Rapid quantification of COVID-19 pneumonia burden from computed
tomography with convolutional LSTM networks
- URL: http://arxiv.org/abs/2104.00138v1
- Date: Wed, 31 Mar 2021 22:09:14 GMT
- Title: Rapid quantification of COVID-19 pneumonia burden from computed
tomography with convolutional LSTM networks
- Authors: Kajetan Grodecki, Aditya Killekar, Andrew Lin, Sebastien Cadet,
Priscilla McElhinney, Aryabod Razipour, Cato Chan, Barry D. Pressman, Peter
Julien, Judit Simon, Pal Maurovich-Horvat, Nicola Gaibazzi, Udit Thakur,
Elisabetta Mancini, Cecilia Agalbato, Jiro Munechika, Hidenari Matsumoto,
Roberto Men\`e, Gianfranco Parati, Franco Cernigliaro, Nitesh Nerlekar,
Camilla Torlasco, Gianluca Pontone, Damini Dey, Piotr J. Slomka
- Abstract summary: We propose a new fully automated deep learning framework for rapid quantification and differentiation between lung lesions in COVID-19 pneumonia.
The performance of the method was evaluated on CT data sets from 197 patients with positive reverse transcription polymerase chain reaction test result for SARS-CoV-2.

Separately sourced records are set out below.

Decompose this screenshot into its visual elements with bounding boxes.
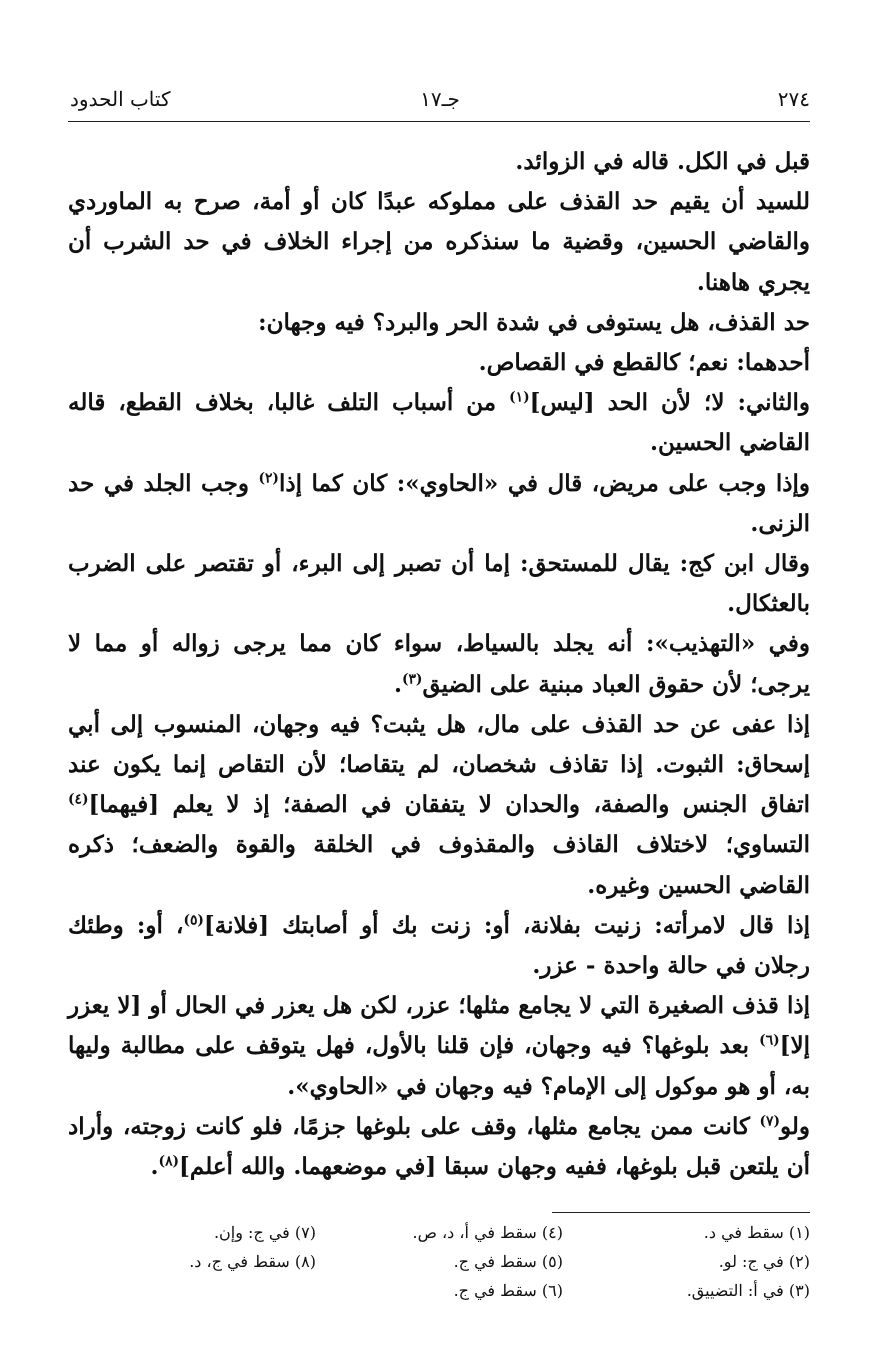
text: والثاني: لا؛ لأن الحد [ليس] xyxy=(529,389,810,417)
text: . xyxy=(393,670,402,698)
paragraph xyxy=(68,705,810,906)
text: للسيد أن يقيم حد القذف على مملوكه عبدًا كان أو أمة، صرح به الماوردي والقاضي الحسين، وقضية ما سنذكره من إجراء الخلاف في حد الشرب أن يجري هاهنا. xyxy=(68,188,810,296)
footnotes xyxy=(68,1218,810,1305)
main-text xyxy=(68,142,810,1187)
text: وفي «التهذيب»: أنه يجلد بالسياط، سواء كان مما يرجى زواله أو مما لا يرجى؛ لأن حقوق العباد مبنية على الضيق xyxy=(68,630,810,698)
footnote-marker: (١) xyxy=(509,389,530,406)
footnote: (٢) في ج: لو. xyxy=(718,1252,810,1271)
text: ، أو: وطئك رجلان في حالة واحدة - عزر. xyxy=(68,911,810,980)
footnote-marker: (٨) xyxy=(158,1153,180,1170)
footnote-marker: (٧) xyxy=(759,1113,780,1130)
text: من أسباب التلف غالبا، بخلاف القطع، قاله القاضي الحسين. xyxy=(68,389,810,457)
footnote: (١) سقط في د. xyxy=(703,1223,810,1242)
paragraph xyxy=(68,182,810,303)
footnote-marker: (٦) xyxy=(759,1032,780,1049)
footnote-row xyxy=(68,1247,810,1276)
text: ولو xyxy=(780,1112,810,1140)
text: كانت ممن يجامع مثلها، وقف على بلوغها جزمًا، فلو كانت زوجته، وأراد أن يلتعن قبل بلوغها، ففيه وجهان سبقا [في موضعهما. والله أعلم] xyxy=(68,1112,810,1181)
footnote xyxy=(69,1276,316,1305)
paragraph xyxy=(68,544,810,624)
text: إذا قذف الصغيرة التي لا يجامع مثلها؛ عزر، لكن هل يعزر في الحال أو [لا يعزر إلا] xyxy=(68,992,810,1060)
text: حد القذف، هل يستوفى في شدة الحر والبرد؟ فيه وجهان: xyxy=(258,308,810,336)
paragraph xyxy=(68,624,810,704)
text: وجب الجلد في حد الزنى. xyxy=(68,469,810,537)
text: وقال ابن كج: يقال للمستحق: إما أن تصبر إلى البرء، أو تقتصر على الضرب بالعثكال. xyxy=(68,550,810,618)
paragraph xyxy=(68,906,810,986)
text: إذا قال لامرأته: زنيت بفلانة، أو: زنت بك أو أصابتك [فلانة] xyxy=(203,911,810,939)
header-rule xyxy=(68,121,810,122)
footnote: (٤) سقط في أ، د، ص. xyxy=(412,1223,563,1242)
paragraph xyxy=(68,986,810,1107)
paragraph xyxy=(68,383,810,463)
footnote-separator xyxy=(552,1212,810,1213)
footnote-marker: (٤) xyxy=(68,791,89,808)
text: وإذا وجب على مريض، قال في «الحاوي»: كان كما إذا xyxy=(278,469,810,497)
paragraph xyxy=(68,1107,810,1187)
paragraph xyxy=(68,303,810,343)
book-title: كتاب الحدود xyxy=(70,87,171,111)
paragraph xyxy=(68,142,810,182)
footnote: (٥) سقط في ج. xyxy=(453,1252,563,1271)
footnote-marker: (٥) xyxy=(183,912,204,929)
footnote-marker: (٣) xyxy=(401,670,423,687)
text: أحدهما: نعم؛ كالقطع في القصاص. xyxy=(478,349,810,377)
volume-label: جـ١٧ xyxy=(420,87,460,111)
footnote: (٦) سقط في ج. xyxy=(453,1281,563,1300)
paragraph xyxy=(68,343,810,383)
text: التساوي؛ لاختلاف القاذف والمقذوف في الخلقة والقوة والضعف؛ ذكره القاضي الحسين وغيره. xyxy=(68,831,810,899)
paragraph xyxy=(68,464,810,544)
footnote: (٧) في ج: وإن. xyxy=(213,1223,316,1242)
page-header xyxy=(70,84,810,114)
text: بعد بلوغها؟ فيه وجهان، فإن قلنا بالأول، فهل يتوقف على مطالبة وليها به، أو هو موكول إلى الإمام؟ فيه وجهان في «الحاوي». xyxy=(68,1032,810,1100)
footnote: (٨) سقط في ج، د. xyxy=(189,1252,316,1271)
text: . xyxy=(150,1153,159,1181)
footnote-row xyxy=(68,1218,810,1247)
footnote-marker: (٢) xyxy=(258,469,279,486)
footnote-row xyxy=(68,1276,810,1305)
page-number: ٢٧٤ xyxy=(777,87,810,111)
text: قبل في الكل. قاله في الزوائد. xyxy=(515,148,810,175)
text: إذا عفى عن حد القذف على مال، هل يثبت؟ فيه وجهان، المنسوب إلى أبي إسحاق: الثبوت. إذا تقاذف شخصان، لم يتقاصا؛ لأن التقاص إنما يكون عند اتفاق الجنس والصفة، والحدان لا يتفقان في الصفة؛ إذ لا يعلم [فيهما] xyxy=(68,710,810,819)
footnote: (٣) في أ: التضييق. xyxy=(686,1281,810,1300)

- Score: 1.0072268949897432
- License: http://creativecommons.org/licenses/by-nc-nd/4.0/
- Abstract: Quantitative lung measures derived from computed tomography (CT) have been
demonstrated to improve prognostication in coronavirus disease (COVID-19)
patients, but are not part of the clinical routine since required manual
segmentation of lung lesions is prohibitively time-consuming. We propose a new
fully automated deep learning framework for rapid quantification and
differentiation between lung lesions in COVID-19 pneumonia from both contrast
and non-contrast CT images using convolutional Long Short-Term Memory
(ConvLSTM) networks. Utilizing the expert annotations, model training was
performed 5 times with separate hold-out sets using 5-fold cross-validation to
segment ground-glass opacity and high opacity (including consolidation and
pleural effusion). The performance of the method was evaluated on CT data sets
from 197 patients with positive reverse transcription polymerase chain reaction
test result for SARS-CoV-2. Strong agreement between expert manual and
automatic segmentation was obtained for lung lesions with a Dice score
coefficient of 0.876 $\pm$ 0.005; excellent correlations of 0.978 and 0.981 for
ground-glass opacity and high opacity volumes. In the external validation set
of 67 patients, there was dice score coefficient of 0.767 $\pm$ 0.009 as well
as excellent correlations of 0.989 and 0.996 for ground-glass opacity and high
opacity volumes. Computations for a CT scan comprising 120 slices were
performed under 2 seconds on a personal computer equipped with NVIDIA Titan RTX
graphics processing unit. Therefore, our deep learning-based method allows
rapid fully-automated quantitative measurement of pneumonia burden from CT and
may generate results with an accuracy similar to the expert readers.